A Turkish Playbook for Fighting Populism

While President Recep Tayyip Erdoğan pursues a fear-based strategy of polarization, Turkey’s opposition parties are maintaining a strong alliance and a positive message. If they win next year’s national elections, democratic forces seeking to unseat populist autocrats elsewhere will certainly register how they did it.

İSTANBUL – As Turkey prepares for national elections in 2023, President Recep Tayyip Erdoğan is losing ground because of the unfolding economic crisis and opposition parties’ effective strategies. Under Erdoğan, Turkey has become a model of populist authoritarianism in the past decade. But six opposition parties recently forged an opposition alliance bound together by a shared democratization agenda. Their efforts deserve to be added to a growing playbook of tactics for competing against autocratic populists.

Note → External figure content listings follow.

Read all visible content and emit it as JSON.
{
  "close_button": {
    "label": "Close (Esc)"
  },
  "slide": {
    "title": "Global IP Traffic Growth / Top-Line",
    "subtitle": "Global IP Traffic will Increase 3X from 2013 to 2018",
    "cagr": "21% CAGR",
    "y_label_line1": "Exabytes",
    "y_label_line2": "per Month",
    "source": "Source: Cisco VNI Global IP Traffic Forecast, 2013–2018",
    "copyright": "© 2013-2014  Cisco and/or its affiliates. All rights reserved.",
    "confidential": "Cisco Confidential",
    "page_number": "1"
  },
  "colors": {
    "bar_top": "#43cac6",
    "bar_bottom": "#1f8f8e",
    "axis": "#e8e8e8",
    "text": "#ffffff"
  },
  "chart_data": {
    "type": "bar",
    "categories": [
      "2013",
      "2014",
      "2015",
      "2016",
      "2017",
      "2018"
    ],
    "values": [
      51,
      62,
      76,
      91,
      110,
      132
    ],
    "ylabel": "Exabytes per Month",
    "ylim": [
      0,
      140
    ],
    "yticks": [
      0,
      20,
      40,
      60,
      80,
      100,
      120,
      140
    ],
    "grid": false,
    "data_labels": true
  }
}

Over the years, Erdoğan has channeled raw majoritarianism into authoritarian governance. He positioned himself and his Justice and Development Party (AKP) as the country’s sole representative, dismissed the legitimacy of all opposition groups, and imprisoned some of their members. Using its parliamentary majority and referenda, the AKP deepened Turkey’s political and social polarization while consolidating control over the executive.

The party’s power grab culminated in 2018, when Erdoğan engineered the transformation of Turkey’s parliamentary system into a hyper-presidential system devoid of checks and balances. By abolishing the office of prime minister, rendering the parliament dysfunctional, and transferring key powers to the president, Erdoğan subordinated the opposition’s ability to organize and mobilize voters to arbitrary one-man rule.

But, despite the government’s efforts to intimidate, silence, divide, exclude, and criminalize its opponents, Turkey remains democratically resilient. Recent polls indicate that growing support for opposition parties poses a major threat to Erdoğan, the AKP, and its current coalition partner, the Nationalist Movement Party (MHP). The opposition, it seems clear, has learned from its past mistakes.

Like democratic forces that have ousted populist incumbents elsewhere, Turkey’s opposition has recognized the importance of unity. In the country’s 2018 national elections, the opposition parties cooperated to win parliamentary seats but fielded their own presidential candidates against Erdoğan. Unsurprisingly, it was a losing strategy.